Called back to FBI headquarters to regroup and debrief, he also finds a few moments to reconnect with his pre-teen son and estranged wife (as is often the case in such dramas, working undercover has brought an ugly end to Odum's marriage).

The break helps to establish the central character's background and lays the framework for the way he handles the casework that follows, but the narrative demands that a way is found for Odum to re-immerse himself in the militiamen's world in time to thwart an imminent attack.

What follows is fairly standard cloak-and-dagger stuff, complete with high-tech surveillance equipment and the expected high-stakes, off-the-book behaviour by Odum and his fellow agents, but the opening episode of Legends (the title refers to the term used to describe undercover operatives' complex back stories) does a pretty good job of ratcheting up the tension and bringing the first instalment's case-of-the-week thriller to a satisfying conclusion.

Legends will succeed or fail on the strength of Bean's work in the starring role, and early indications are that he's up to the challenge.

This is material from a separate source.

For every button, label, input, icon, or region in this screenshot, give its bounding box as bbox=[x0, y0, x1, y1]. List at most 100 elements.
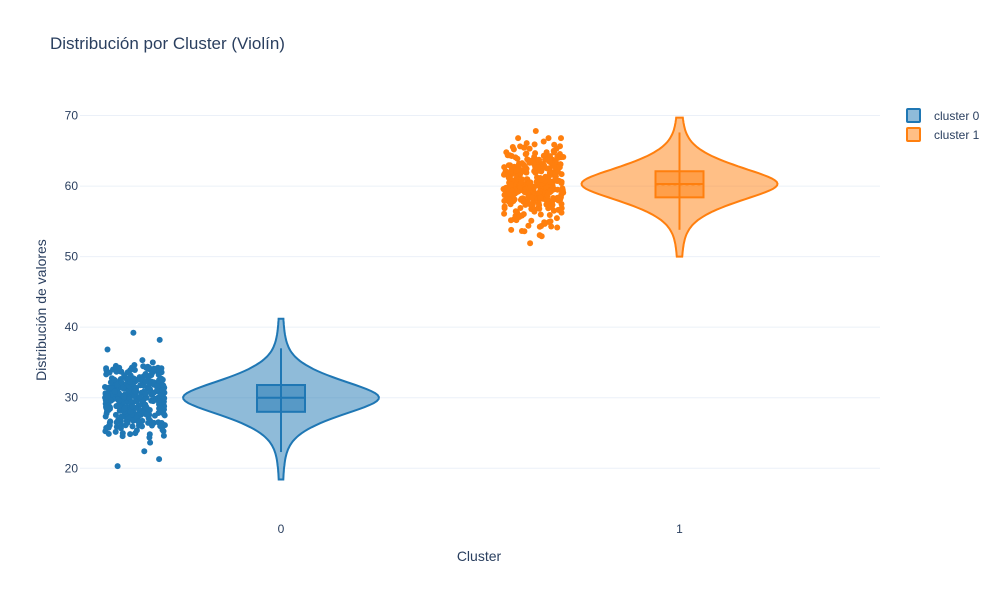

The show's producers (including 24/Homeland veteran Howard Gordon) have made an interesting (and, by U.S. TV standards, unconventional) choice by allowing Bean to play Odum with his native British accent rather than having him assume a neutral Americanized tone.

The British accent is explained rather clumsily in the pilot, but once it's dealt with, it can be left behind. Interestingly, it appears that most of Odum's undercover identities will require Bean to assume some version or other of an American accent, anyway.

Legends is a spy saga that employs most of the familiar personalities and quirks, but it does so with sufficient flourish and commitment that it could attract a faithful following.

And that's good news for Bean, whose career to date has been highlighted by playing memorable characters (Rings' Boromir, Thrones' Ned Stark) who met rather untimely ends. To capitalize on that, in its marketing campaign for Legends, TNT has tried to make create some social-media buzz with the hashtag #dontkillseanbean.